Esta era una mona que había tenido dos hijos pequeños. Ambos eran muy similares y por lo tanto, cualquiera esperaría que su madre no hiciese diferencias entre ninguno, como hacen todas las buenas madres. Esta mona, sin embargo, tenía un hijo preferido al que mimaba y consentía en todo.
El monito siempre era sobreprotegido por su madre, quien le prohibía subir a jugar a las ramas más altas de los árboles y le escogía las mejores frutas para que se alimentara. Todos los días lo acicalaba con sus propias manos y le pedía que se quedara a su lado, en vez de dejarlo divertirse con los otros monos, pues tenía miedo de que se lastimara.
—Yo sé bien lo que hago como madre —replicaba, cuando el monito trataba de convencerla de que lo dejara estar un rato.
Su hermano en cambio, apenas si recibía atención por parte de su mamá, quien no lo consideraba tan bonito como al otro. Siempre se había mostrado despreocupada por él, diciendo que estaba ta mayor para arreglarse, conseguir su propia comida y cuidarse solo.

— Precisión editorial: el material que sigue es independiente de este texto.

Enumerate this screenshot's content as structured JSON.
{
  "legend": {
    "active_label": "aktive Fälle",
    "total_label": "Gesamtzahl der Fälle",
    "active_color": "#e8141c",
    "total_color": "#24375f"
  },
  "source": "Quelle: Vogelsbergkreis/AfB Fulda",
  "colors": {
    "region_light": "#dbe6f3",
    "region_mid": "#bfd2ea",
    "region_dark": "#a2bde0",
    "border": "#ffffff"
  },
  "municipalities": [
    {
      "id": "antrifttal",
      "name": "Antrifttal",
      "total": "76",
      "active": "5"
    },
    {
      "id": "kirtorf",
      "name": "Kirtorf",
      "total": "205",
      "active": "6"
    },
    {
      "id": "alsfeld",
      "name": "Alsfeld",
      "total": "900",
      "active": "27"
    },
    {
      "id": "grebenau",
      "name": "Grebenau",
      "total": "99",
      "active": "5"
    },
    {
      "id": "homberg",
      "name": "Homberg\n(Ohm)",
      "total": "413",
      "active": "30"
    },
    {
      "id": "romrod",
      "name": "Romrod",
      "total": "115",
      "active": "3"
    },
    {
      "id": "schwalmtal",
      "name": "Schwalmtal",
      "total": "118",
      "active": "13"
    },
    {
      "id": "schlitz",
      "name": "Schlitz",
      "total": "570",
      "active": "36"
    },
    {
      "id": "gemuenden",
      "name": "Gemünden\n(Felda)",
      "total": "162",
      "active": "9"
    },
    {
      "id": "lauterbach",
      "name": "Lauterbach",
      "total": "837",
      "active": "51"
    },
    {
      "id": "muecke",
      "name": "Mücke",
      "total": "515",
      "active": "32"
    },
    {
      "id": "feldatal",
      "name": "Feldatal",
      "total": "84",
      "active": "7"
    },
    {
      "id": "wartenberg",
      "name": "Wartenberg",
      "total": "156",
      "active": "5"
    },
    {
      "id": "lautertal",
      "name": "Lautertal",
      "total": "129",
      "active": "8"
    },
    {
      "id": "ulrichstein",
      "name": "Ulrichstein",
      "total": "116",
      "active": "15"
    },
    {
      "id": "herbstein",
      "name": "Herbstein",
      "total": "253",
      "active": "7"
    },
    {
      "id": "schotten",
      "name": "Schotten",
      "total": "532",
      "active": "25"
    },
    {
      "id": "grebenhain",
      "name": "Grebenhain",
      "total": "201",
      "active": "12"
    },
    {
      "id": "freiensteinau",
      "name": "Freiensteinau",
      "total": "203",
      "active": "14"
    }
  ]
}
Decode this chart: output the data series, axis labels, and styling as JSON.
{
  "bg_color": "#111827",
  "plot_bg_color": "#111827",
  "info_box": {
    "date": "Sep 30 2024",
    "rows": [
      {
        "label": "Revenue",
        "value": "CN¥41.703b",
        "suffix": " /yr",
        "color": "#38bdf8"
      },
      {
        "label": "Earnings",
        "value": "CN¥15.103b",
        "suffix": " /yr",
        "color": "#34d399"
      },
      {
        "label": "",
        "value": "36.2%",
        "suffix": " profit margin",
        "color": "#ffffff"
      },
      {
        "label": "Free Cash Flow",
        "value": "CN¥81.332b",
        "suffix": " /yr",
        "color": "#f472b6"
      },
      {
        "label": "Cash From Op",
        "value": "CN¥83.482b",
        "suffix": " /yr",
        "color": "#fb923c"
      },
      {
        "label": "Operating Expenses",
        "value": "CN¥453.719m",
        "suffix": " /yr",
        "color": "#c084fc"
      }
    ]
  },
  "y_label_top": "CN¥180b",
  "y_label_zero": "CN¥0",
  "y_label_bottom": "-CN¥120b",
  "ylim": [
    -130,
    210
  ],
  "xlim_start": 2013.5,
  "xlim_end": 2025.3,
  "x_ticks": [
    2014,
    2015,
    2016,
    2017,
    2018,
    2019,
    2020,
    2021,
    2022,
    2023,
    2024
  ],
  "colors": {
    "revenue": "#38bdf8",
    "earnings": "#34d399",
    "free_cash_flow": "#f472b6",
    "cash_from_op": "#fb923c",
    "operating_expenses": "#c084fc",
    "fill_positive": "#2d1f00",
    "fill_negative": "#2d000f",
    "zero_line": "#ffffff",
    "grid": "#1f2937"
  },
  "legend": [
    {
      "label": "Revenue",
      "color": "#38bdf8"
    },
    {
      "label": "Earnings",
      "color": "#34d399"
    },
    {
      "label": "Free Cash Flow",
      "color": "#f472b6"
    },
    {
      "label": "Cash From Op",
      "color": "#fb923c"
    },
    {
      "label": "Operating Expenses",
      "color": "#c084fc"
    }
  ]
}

A causa de esto, el monito se hizo muy independiente y con el tiempo no necesito de nadie para sobrevivir. En cambio su hermanito, tan mimado como estaba, no sabía hacer prácticamente nada.

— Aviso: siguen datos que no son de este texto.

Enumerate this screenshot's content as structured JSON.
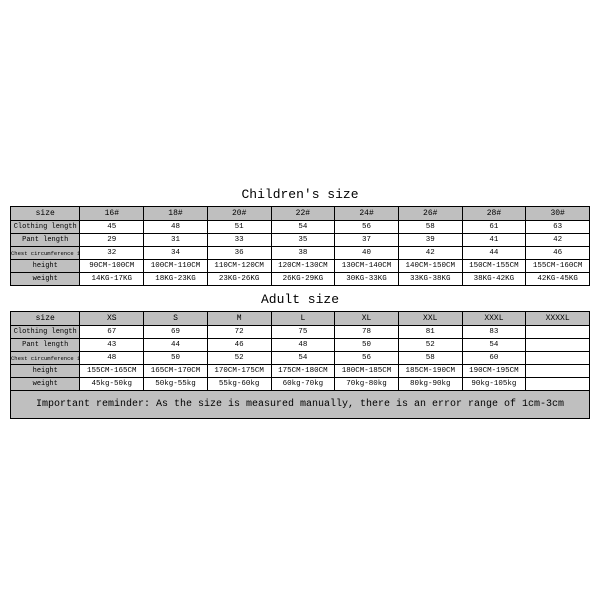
{
  "colors": {
    "header_bg": "#bfbfbf",
    "border": "#000000",
    "background": "#ffffff"
  },
  "children": {
    "title": "Children's size",
    "headers": [
      "size",
      "16#",
      "18#",
      "20#",
      "22#",
      "24#",
      "26#",
      "28#",
      "30#"
    ],
    "rows": [
      {
        "label": "Clothing length",
        "cells": [
          "45",
          "48",
          "51",
          "54",
          "56",
          "58",
          "61",
          "63"
        ]
      },
      {
        "label": "Pant length",
        "cells": [
          "29",
          "31",
          "33",
          "35",
          "37",
          "39",
          "41",
          "42"
        ]
      },
      {
        "label": "Chest circumference 1/2",
        "cells": [
          "32",
          "34",
          "36",
          "38",
          "40",
          "42",
          "44",
          "46"
        ],
        "small": true
      },
      {
        "label": "height",
        "cells": [
          "90CM-100CM",
          "100CM-110CM",
          "110CM-120CM",
          "120CM-130CM",
          "130CM-140CM",
          "140CM-150CM",
          "150CM-155CM",
          "155CM-160CM"
        ]
      },
      {
        "label": "weight",
        "cells": [
          "14KG-17KG",
          "18KG-23KG",
          "23KG-26KG",
          "26KG-29KG",
          "30KG-33KG",
          "33KG-38KG",
          "38KG-42KG",
          "42KG-45KG"
        ]
      }
    ]
  },
  "adult": {
    "title": "Adult size",
    "headers": [
      "size",
      "XS",
      "S",
      "M",
      "L",
      "XL",
      "XXL",
      "XXXL",
      "XXXXL"
    ],
    "rows": [
      {
        "label": "Clothing length",
        "cells": [
          "67",
          "69",
          "72",
          "75",
          "78",
          "81",
          "83",
          ""
        ]
      },
      {
        "label": "Pant length",
        "cells": [
          "43",
          "44",
          "46",
          "48",
          "50",
          "52",
          "54",
          ""
        ]
      },
      {
        "label": "Chest circumference 1/2",
        "cells": [
          "48",
          "50",
          "52",
          "54",
          "56",
          "58",
          "60",
          ""
        ],
        "small": true
      },
      {
        "label": "height",
        "cells": [
          "155CM-165CM",
          "165CM-170CM",
          "170CM-175CM",
          "175CM-180CM",
          "180CM-185CM",
          "185CM-190CM",
          "190CM-195CM",
          ""
        ]
      },
      {
        "label": "weight",
        "cells": [
          "45kg-50kg",
          "50kg-55kg",
          "55kg-60kg",
          "60kg-70kg",
          "70kg-80kg",
          "80kg-90kg",
          "90kg-105kg",
          ""
        ]
      }
    ]
  },
  "reminder": "Important reminder: As the size is measured manually, there is an error range of 1cm-3cm"
}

Un día, la mona se encontraba alimentando a su favorito como de costumbre, cuando escuchó a lo lejos las trompetas de caza. Enseguida oyó los ladridos estruendosos de un perro, que se dirigía a toda prisa hacia donde estaban ellos.

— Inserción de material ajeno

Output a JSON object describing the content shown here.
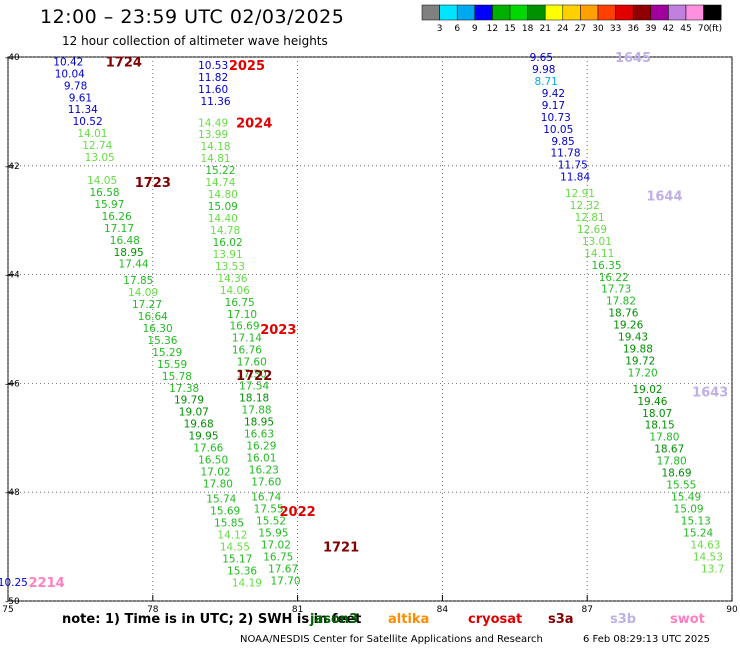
{
  "header": {
    "title": "12:00 – 23:59 UTC 02/03/2025",
    "subtitle": "12 hour collection of altimeter wave heights"
  },
  "color_scale": {
    "labels": [
      "3",
      "6",
      "9",
      "12",
      "15",
      "18",
      "21",
      "24",
      "27",
      "30",
      "33",
      "36",
      "39",
      "42",
      "45",
      "70"
    ],
    "unit": "(ft)",
    "colors": [
      "#808080",
      "#00e5ff",
      "#00a8f0",
      "#0000ff",
      "#00b000",
      "#00d800",
      "#009000",
      "#ffff00",
      "#ffd000",
      "#ffa000",
      "#ff4000",
      "#e00000",
      "#900000",
      "#a000a0",
      "#c080e0",
      "#ff90e0",
      "#000000"
    ]
  },
  "axes": {
    "lat_labels": [
      {
        "text": "-40",
        "lat": -40
      },
      {
        "text": "-42",
        "lat": -42
      },
      {
        "text": "-44",
        "lat": -44
      },
      {
        "text": "-46",
        "lat": -46
      },
      {
        "text": "-48",
        "lat": -48
      },
      {
        "text": "-50",
        "lat": -50
      }
    ],
    "lon_labels": [
      {
        "text": "75",
        "lon": 75
      },
      {
        "text": "78",
        "lon": 78
      },
      {
        "text": "81",
        "lon": 81
      },
      {
        "text": "84",
        "lon": 84
      },
      {
        "text": "87",
        "lon": 87
      },
      {
        "text": "90",
        "lon": 90
      }
    ]
  },
  "time_labels": [
    {
      "text": "1724",
      "lon": 77.4,
      "lat": -40.08,
      "color": "#800000"
    },
    {
      "text": "2025",
      "lon": 79.95,
      "lat": -40.15,
      "color": "#e00000"
    },
    {
      "text": "2024",
      "lon": 80.1,
      "lat": -41.2,
      "color": "#e00000"
    },
    {
      "text": "1723",
      "lon": 78.0,
      "lat": -42.3,
      "color": "#800000"
    },
    {
      "text": "2023",
      "lon": 80.6,
      "lat": -45.0,
      "color": "#e00000"
    },
    {
      "text": "1722",
      "lon": 80.1,
      "lat": -45.85,
      "color": "#800000"
    },
    {
      "text": "2022",
      "lon": 81.0,
      "lat": -48.35,
      "color": "#e00000"
    },
    {
      "text": "1721",
      "lon": 81.9,
      "lat": -49.0,
      "color": "#800000"
    },
    {
      "text": "1645",
      "lon": 87.95,
      "lat": -40.0,
      "color": "#c0b0e8"
    },
    {
      "text": "1644",
      "lon": 88.6,
      "lat": -42.55,
      "color": "#c0b0e8"
    },
    {
      "text": "1643",
      "lon": 89.55,
      "lat": -46.15,
      "color": "#c0b0e8"
    },
    {
      "text": "2214",
      "lon": 75.8,
      "lat": -49.65,
      "color": "#ff80c0"
    }
  ],
  "tracks": [
    {
      "name": "1724",
      "points": [
        {
          "v": "10.42",
          "lon": 76.25,
          "lat": -40.08
        },
        {
          "v": "10.04",
          "lon": 76.28,
          "lat": -40.3
        },
        {
          "v": "9.78",
          "lon": 76.4,
          "lat": -40.52
        },
        {
          "v": "9.61",
          "lon": 76.5,
          "lat": -40.74
        },
        {
          "v": "11.34",
          "lon": 76.55,
          "lat": -40.96
        },
        {
          "v": "10.52",
          "lon": 76.65,
          "lat": -41.18
        },
        {
          "v": "14.01",
          "lon": 76.75,
          "lat": -41.4
        },
        {
          "v": "12.74",
          "lon": 76.85,
          "lat": -41.62
        },
        {
          "v": "13.05",
          "lon": 76.9,
          "lat": -41.84
        },
        {
          "v": "14.05",
          "lon": 76.95,
          "lat": -42.26
        },
        {
          "v": "16.58",
          "lon": 77.0,
          "lat": -42.48
        },
        {
          "v": "15.97",
          "lon": 77.1,
          "lat": -42.7
        },
        {
          "v": "16.26",
          "lon": 77.25,
          "lat": -42.92
        },
        {
          "v": "17.17",
          "lon": 77.3,
          "lat": -43.14
        },
        {
          "v": "16.48",
          "lon": 77.42,
          "lat": -43.36
        },
        {
          "v": "18.95",
          "lon": 77.5,
          "lat": -43.58
        },
        {
          "v": "17.44",
          "lon": 77.6,
          "lat": -43.8
        },
        {
          "v": "17.85",
          "lon": 77.7,
          "lat": -44.1
        },
        {
          "v": "14.09",
          "lon": 77.8,
          "lat": -44.32
        },
        {
          "v": "17.27",
          "lon": 77.88,
          "lat": -44.54
        },
        {
          "v": "16.64",
          "lon": 78.0,
          "lat": -44.76
        },
        {
          "v": "16.30",
          "lon": 78.1,
          "lat": -44.98
        },
        {
          "v": "15.36",
          "lon": 78.2,
          "lat": -45.2
        },
        {
          "v": "15.29",
          "lon": 78.3,
          "lat": -45.42
        },
        {
          "v": "15.59",
          "lon": 78.4,
          "lat": -45.64
        },
        {
          "v": "15.78",
          "lon": 78.5,
          "lat": -45.86
        },
        {
          "v": "17.38",
          "lon": 78.65,
          "lat": -46.08
        },
        {
          "v": "19.79",
          "lon": 78.75,
          "lat": -46.3
        },
        {
          "v": "19.07",
          "lon": 78.85,
          "lat": -46.52
        },
        {
          "v": "19.68",
          "lon": 78.95,
          "lat": -46.74
        },
        {
          "v": "19.95",
          "lon": 79.05,
          "lat": -46.96
        },
        {
          "v": "17.66",
          "lon": 79.15,
          "lat": -47.18
        },
        {
          "v": "16.50",
          "lon": 79.25,
          "lat": -47.4
        },
        {
          "v": "17.02",
          "lon": 79.3,
          "lat": -47.62
        },
        {
          "v": "17.80",
          "lon": 79.35,
          "lat": -47.84
        },
        {
          "v": "15.74",
          "lon": 79.42,
          "lat": -48.12
        },
        {
          "v": "15.69",
          "lon": 79.5,
          "lat": -48.34
        },
        {
          "v": "15.85",
          "lon": 79.58,
          "lat": -48.56
        },
        {
          "v": "14.12",
          "lon": 79.65,
          "lat": -48.78
        },
        {
          "v": "14.55",
          "lon": 79.7,
          "lat": -49.0
        },
        {
          "v": "15.17",
          "lon": 79.75,
          "lat": -49.22
        },
        {
          "v": "15.36",
          "lon": 79.85,
          "lat": -49.44
        },
        {
          "v": "14.19",
          "lon": 79.95,
          "lat": -49.66
        }
      ]
    },
    {
      "name": "2025",
      "points": [
        {
          "v": "10.53",
          "lon": 79.25,
          "lat": -40.15
        },
        {
          "v": "11.82",
          "lon": 79.25,
          "lat": -40.37
        },
        {
          "v": "11.60",
          "lon": 79.25,
          "lat": -40.59
        },
        {
          "v": "11.36",
          "lon": 79.3,
          "lat": -40.81
        },
        {
          "v": "14.49",
          "lon": 79.25,
          "lat": -41.2
        },
        {
          "v": "13.99",
          "lon": 79.25,
          "lat": -41.42
        },
        {
          "v": "14.18",
          "lon": 79.3,
          "lat": -41.64
        },
        {
          "v": "14.81",
          "lon": 79.3,
          "lat": -41.86
        },
        {
          "v": "15.22",
          "lon": 79.4,
          "lat": -42.08
        },
        {
          "v": "14.74",
          "lon": 79.4,
          "lat": -42.3
        },
        {
          "v": "14.80",
          "lon": 79.45,
          "lat": -42.52
        },
        {
          "v": "15.09",
          "lon": 79.45,
          "lat": -42.74
        },
        {
          "v": "14.40",
          "lon": 79.45,
          "lat": -42.96
        },
        {
          "v": "14.78",
          "lon": 79.5,
          "lat": -43.18
        },
        {
          "v": "16.02",
          "lon": 79.55,
          "lat": -43.4
        },
        {
          "v": "13.91",
          "lon": 79.55,
          "lat": -43.62
        },
        {
          "v": "13.53",
          "lon": 79.6,
          "lat": -43.84
        },
        {
          "v": "14.36",
          "lon": 79.65,
          "lat": -44.06
        },
        {
          "v": "14.06",
          "lon": 79.7,
          "lat": -44.28
        },
        {
          "v": "16.75",
          "lon": 79.8,
          "lat": -44.5
        },
        {
          "v": "17.10",
          "lon": 79.85,
          "lat": -44.72
        },
        {
          "v": "16.69",
          "lon": 79.9,
          "lat": -44.94
        },
        {
          "v": "17.14",
          "lon": 79.95,
          "lat": -45.16
        },
        {
          "v": "16.76",
          "lon": 79.95,
          "lat": -45.38
        },
        {
          "v": "17.60",
          "lon": 80.05,
          "lat": -45.6
        },
        {
          "v": "17.30",
          "lon": 80.05,
          "lat": -45.82
        },
        {
          "v": "17.54",
          "lon": 80.1,
          "lat": -46.04
        },
        {
          "v": "18.18",
          "lon": 80.1,
          "lat": -46.26
        },
        {
          "v": "17.88",
          "lon": 80.15,
          "lat": -46.48
        },
        {
          "v": "18.95",
          "lon": 80.2,
          "lat": -46.7
        },
        {
          "v": "16.63",
          "lon": 80.2,
          "lat": -46.92
        },
        {
          "v": "16.29",
          "lon": 80.25,
          "lat": -47.14
        },
        {
          "v": "16.01",
          "lon": 80.25,
          "lat": -47.36
        },
        {
          "v": "16.23",
          "lon": 80.3,
          "lat": -47.58
        },
        {
          "v": "17.60",
          "lon": 80.35,
          "lat": -47.8
        },
        {
          "v": "16.74",
          "lon": 80.35,
          "lat": -48.08
        },
        {
          "v": "17.55",
          "lon": 80.4,
          "lat": -48.3
        },
        {
          "v": "15.52",
          "lon": 80.45,
          "lat": -48.52
        },
        {
          "v": "15.95",
          "lon": 80.5,
          "lat": -48.74
        },
        {
          "v": "17.02",
          "lon": 80.55,
          "lat": -48.96
        },
        {
          "v": "16.75",
          "lon": 80.6,
          "lat": -49.18
        },
        {
          "v": "17.67",
          "lon": 80.7,
          "lat": -49.4
        },
        {
          "v": "17.70",
          "lon": 80.75,
          "lat": -49.62
        }
      ]
    },
    {
      "name": "1645",
      "points": [
        {
          "v": "9.65",
          "lon": 86.05,
          "lat": -40.0
        },
        {
          "v": "9.98",
          "lon": 86.1,
          "lat": -40.22
        },
        {
          "v": "8.71",
          "lon": 86.15,
          "lat": -40.44
        },
        {
          "v": "9.42",
          "lon": 86.3,
          "lat": -40.66
        },
        {
          "v": "9.17",
          "lon": 86.3,
          "lat": -40.88
        },
        {
          "v": "10.73",
          "lon": 86.35,
          "lat": -41.1
        },
        {
          "v": "10.05",
          "lon": 86.4,
          "lat": -41.32
        },
        {
          "v": "9.85",
          "lon": 86.5,
          "lat": -41.54
        },
        {
          "v": "11.78",
          "lon": 86.55,
          "lat": -41.76
        },
        {
          "v": "11.75",
          "lon": 86.7,
          "lat": -41.98
        },
        {
          "v": "11.84",
          "lon": 86.75,
          "lat": -42.2
        },
        {
          "v": "12.91",
          "lon": 86.85,
          "lat": -42.5
        },
        {
          "v": "12.32",
          "lon": 86.95,
          "lat": -42.72
        },
        {
          "v": "12.81",
          "lon": 87.05,
          "lat": -42.94
        },
        {
          "v": "12.69",
          "lon": 87.1,
          "lat": -43.16
        },
        {
          "v": "13.01",
          "lon": 87.2,
          "lat": -43.38
        },
        {
          "v": "14.11",
          "lon": 87.25,
          "lat": -43.6
        },
        {
          "v": "16.35",
          "lon": 87.4,
          "lat": -43.82
        },
        {
          "v": "16.22",
          "lon": 87.55,
          "lat": -44.04
        },
        {
          "v": "17.73",
          "lon": 87.6,
          "lat": -44.26
        },
        {
          "v": "17.82",
          "lon": 87.7,
          "lat": -44.48
        },
        {
          "v": "18.76",
          "lon": 87.75,
          "lat": -44.7
        },
        {
          "v": "19.26",
          "lon": 87.85,
          "lat": -44.92
        },
        {
          "v": "19.43",
          "lon": 87.95,
          "lat": -45.14
        },
        {
          "v": "19.88",
          "lon": 88.05,
          "lat": -45.36
        },
        {
          "v": "19.72",
          "lon": 88.1,
          "lat": -45.58
        },
        {
          "v": "17.20",
          "lon": 88.15,
          "lat": -45.8
        },
        {
          "v": "19.02",
          "lon": 88.25,
          "lat": -46.1
        },
        {
          "v": "19.46",
          "lon": 88.35,
          "lat": -46.32
        },
        {
          "v": "18.07",
          "lon": 88.45,
          "lat": -46.54
        },
        {
          "v": "18.15",
          "lon": 88.5,
          "lat": -46.76
        },
        {
          "v": "17.80",
          "lon": 88.6,
          "lat": -46.98
        },
        {
          "v": "18.67",
          "lon": 88.7,
          "lat": -47.2
        },
        {
          "v": "17.80",
          "lon": 88.75,
          "lat": -47.42
        },
        {
          "v": "18.69",
          "lon": 88.85,
          "lat": -47.64
        },
        {
          "v": "15.55",
          "lon": 88.95,
          "lat": -47.86
        },
        {
          "v": "15.49",
          "lon": 89.05,
          "lat": -48.08
        },
        {
          "v": "15.09",
          "lon": 89.1,
          "lat": -48.3
        },
        {
          "v": "15.13",
          "lon": 89.25,
          "lat": -48.52
        },
        {
          "v": "15.24",
          "lon": 89.3,
          "lat": -48.74
        },
        {
          "v": "14.63",
          "lon": 89.45,
          "lat": -48.96
        },
        {
          "v": "14.53",
          "lon": 89.5,
          "lat": -49.18
        },
        {
          "v": "13.7",
          "lon": 89.6,
          "lat": -49.4
        }
      ]
    },
    {
      "name": "2214",
      "points": [
        {
          "v": "10.25",
          "lon": 75.1,
          "lat": -49.65
        }
      ]
    }
  ],
  "footer": {
    "note": "note:  1) Time is in UTC;  2) SWH is in feet",
    "missions": [
      {
        "name": "jason3",
        "color": "#006000"
      },
      {
        "name": "altika",
        "color": "#ff8c00"
      },
      {
        "name": "cryosat",
        "color": "#e00000"
      },
      {
        "name": "s3a",
        "color": "#800000"
      },
      {
        "name": "s3b",
        "color": "#c0b0e8"
      },
      {
        "name": "swot",
        "color": "#ff80c0"
      }
    ],
    "credit": "NOAA/NESDIS Center for Satellite Applications and Research",
    "timestamp": "6 Feb 08:29:13 UTC 2025"
  }
}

Muy asustada, cogió al hijo que más le gustaba en brazos para escapar.
—Voy a salvarte la vida como sea —le dijo con decisión, a la vez que su otro hijo se aferraba fuertemente a su espalda.
Ella estaba tan ocupada corriendo que no quiso darle importancia a esto; los ladridos del perro se escuchaban cada vez más cerca y en su desesperación, la madre no vio el roble que se levantaba ante ellos, por ir volteando sobre su hombro para ver si venía el can.
Se estrelló contra el árbol tan fuerte, que la cabeza de su hijo sufrió un golpe terrible y lo mató al instante.
La mona gritó horrorizada y trató de reanimarlo. Ya era demasiado tarde. Todavía entre sus brazos, el cuerpo del monito parecía dormido y su mamá lloró lágrimas muy amargas.
—Qué tonta he sido —se dijo a sí misma—, ahora me doy cuenta del mal que le hacía al cuidarlo demasiado. ¿Pero yo que iba a saber? Si él lo era todo para mí y yo temía tanto que se hiciese daño.
Mientras hablaba, el otro monito ya se había subido a la copa de un árbol y ahora jugaba entre sus ramas alegremente, a salvo del peligro que representaba el perro.
—En cambio aquel, que bien le ha hecho estar solo. Ya no me necesita —dijo la mona—, soy una mala madre. Prefiero morir aquí mismo que seguir viviendo con esta vergüenza.
Y así, dejó que el perro la alcanzara.